Ahmad agreed, noting that these qualifications, what makes for the right kind of person, can shift as your product evolves.
“You have to be equally adept at moving on from people quickly,” Ahmad said. “You have to adapt to the fact that some people you hired were great for one phase, and aren’t for another phase of the company. To solve complex challenges at a great pace, you really need a team of A-players, and in a startup you don’t have the time to turn a B-player into an A-player.
“For example, I have an engineering team of 10 people—all our competitors have multiples more. Yet I believe our product is better and that’s due to our team. They’re all incredibly good engineers, and better than 30-40 B players in that space.”
Once you have a solid, innovative idea in place and have figured out a strategy for building a solid team, you’re still going to need investors to make that shift into getting real work done. And while the current tech bubble may make money seem easy to come by – in figures that dwarf even the dot com bubble of the early 2000s, with valuations seemingly entirely disconnected from real revenues – finding a sustainable strategy to actually build a workable product can be more difficult.

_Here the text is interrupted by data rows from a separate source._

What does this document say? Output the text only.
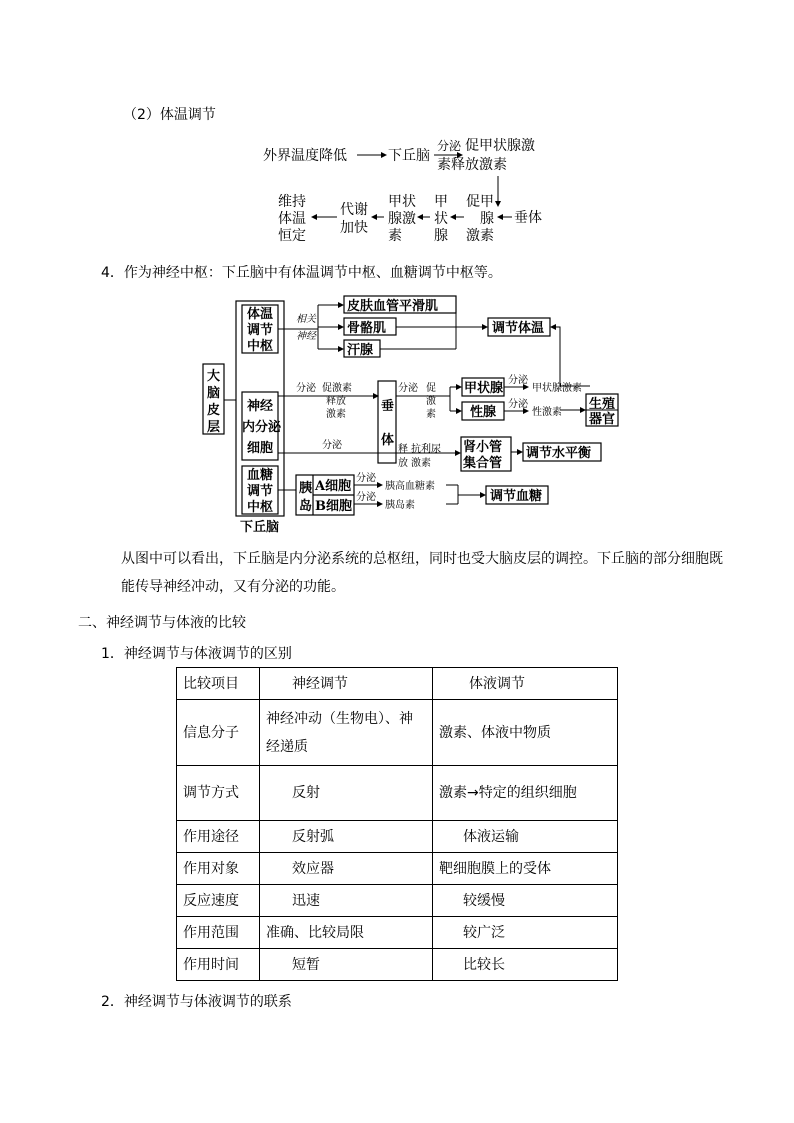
（2）体温调节
外界温度降低	下丘脑
分泌 促甲状腺激
素释放激素
垂体
促甲
腺
激素
甲
状
腺
甲状
腺激
素
代谢
加快
维持
体温
恒定
4．作为神经中枢：下丘脑中有体温调节中枢、血糖调节中枢等。
大
脑
皮
层
体温
调节
中枢
相关
神经
皮肤血管平滑肌
骨骼肌
汗腺
调节体温
神经
内分泌
细胞
分泌 促激素
释放
激素
垂
体
分泌 促
激
素
甲状腺
性腺
分泌
分泌
甲状腺激素
性激素
生殖
器官
分泌	释
放
抗利尿
激素
肾小管
集合管
调节水平衡
血糖
调节
中枢
胰
岛
A细胞
B细胞
分泌
分泌
胰高血糖素
胰岛素
调节血糖
下丘脑
从图中可以看出，下丘脑是内分泌系统的总枢纽，同时也受大脑皮层的调控。下丘脑的部分细胞既能传导神经冲动，又有分泌的功能。
二、神经调节与体液的比较
1．神经调节与体液调节的区别
比较项目	神经调节	体液调节
信息分子	神经冲动（生物电）、神经递质	激素、体液中物质
调节方式	反射	激素→特定的组织细胞
作用途径	反射弧	体液运输
作用对象	效应器	靶细胞膜上的受体
反应速度	迅速	较缓慢
作用范围	准确、比较局限	较广泛
作用时间	短暂	比较长
2．神经调节与体液调节的联系
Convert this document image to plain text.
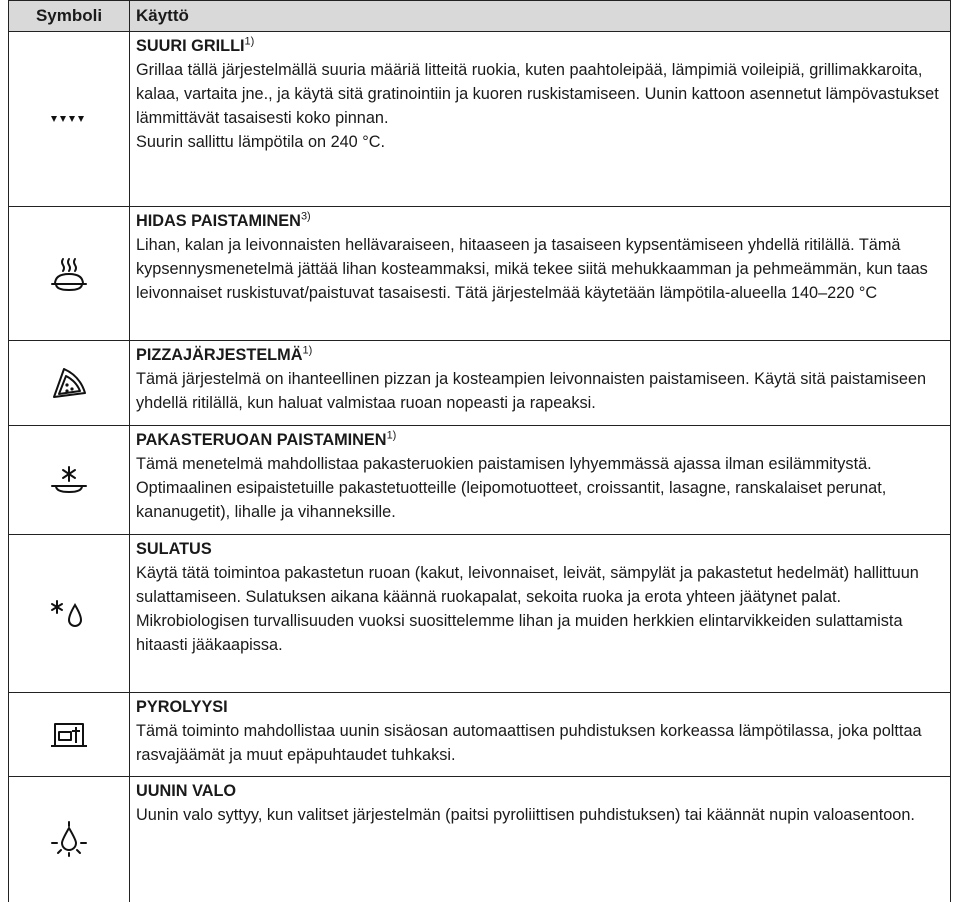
Symboli	Käyttö

	SUURI GRILLI$^{1)}$
Grillaa tällä järjestelmällä suuria määriä litteitä ruokia, kuten paahtoleipää, lämpimiä voileipiä, grillimakkaroita, kalaa, vartaita jne., ja käytä sitä gratinointiin ja kuoren ruskistamiseen. Uunin kattoon asennetut lämpövastukset lämmittävät tasaisesti koko pinnan.
Suurin sallittu lämpötila on 240 °C.

	HIDAS PAISTAMINEN$^{3)}$
Lihan, kalan ja leivonnaisten hellävaraiseen, hitaaseen ja tasaiseen kypsentämiseen yhdellä ritilällä. Tämä kypsennysmenetelmä jättää lihan kosteammaksi, mikä tekee siitä mehukkaamman ja pehmeämmän, kun taas leivonnaiset ruskistuvat/paistuvat tasaisesti. Tätä järjestelmää käytetään lämpötila-alueella 140–220 °C

	PIZZAJÄRJESTELMÄ$^{1)}$
Tämä järjestelmä on ihanteellinen pizzan ja kosteampien leivonnaisten paistamiseen. Käytä sitä paistamiseen yhdellä ritilällä, kun haluat valmistaa ruoan nopeasti ja rapeaksi.

	PAKASTERUOAN PAISTAMINEN$^{1)}$
Tämä menetelmä mahdollistaa pakasteruokien paistamisen lyhyemmässä ajassa ilman esilämmitystä. Optimaalinen esipaistetuille pakastetuotteille (leipomotuotteet, croissantit, lasagne, ranskalaiset perunat, kananugetit), lihalle ja vihanneksille.

	SULATUS
Käytä tätä toimintoa pakastetun ruoan (kakut, leivonnaiset, leivät, sämpylät ja pakastetut hedelmät) hallittuun sulattamiseen. Sulatuksen aikana käännä ruokapalat, sekoita ruoka ja erota yhteen jäätynet palat. Mikrobiologisen turvallisuuden vuoksi suosittelemme lihan ja muiden herkkien elintarvikkeiden sulattamista hitaasti jääkaapissa.

	PYROLYYSI
Tämä toiminto mahdollistaa uunin sisäosan automaattisen puhdistuksen korkeassa lämpötilassa, joka polttaa rasvajäämät ja muut epäpuhtaudet tuhkaksi.

	UUNIN VALO
Uunin valo syttyy, kun valitset järjestelmän (paitsi pyroliittisen puhdistuksen) tai käännät nupin valoasentoon.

“For Founders, there are pocket-friendly ways or soul-friendly ways to build their startups,” Ahmad said. “Pocket-friendly is where companies raise gobs of money at valuations that don’t align with the business. In these cases, a few execs still make a lot of money, but the rest of the team typically ends up with little. Soul-friendly is about doing things the right way, being transparent with every constituent, and building towards a sustainable business. I’ve always chosen the latter option and whenever Bento has an exit, I expect everyone to benefit from it, not just a few people.”
That choice is even harder depending on where you look to make your money; same as it ever was, those wallets are the most open in Silicon Valley. To raise money in markets like Chicago, you need a stronger business plan and a more solid foundation to build upon.
“Investors in Chicago are much more conservative,” Tapling said. “Your access to money is much more difficult. There’s not near as much by order of magnitude – venture investment sourced out of Chicago is probably two orders of magnitude less than Silicon Valley. And the money you can find here – they made their money building things, through family offices. They think much differently about what they want to do with their money.”
And of course, whether or not to access venture capital in the first place is another decision that requires serious thought on the part of entrepreneurs.
“That’s not a no-brainer; VC money comes up with a whole lot of baggage,” Ahmad said. “You have to sign up for multiple rounds of funding, and you’re only going to own 6-7% of the company when all is said and done. If you want to bootstrap as long as you can, you can build it differently.
You also need to be able to choose between the right VCs and the wrong ones – not all money is good money.
“It’s much worse than a real marriage, in some ways,” Ahmad said. “If you want to divorce a VC, it’s very complicated.”
If you can navigate the difficulties, however, you can find a real mental agility and business acumen that most people inside a corporate boardroom will never learn.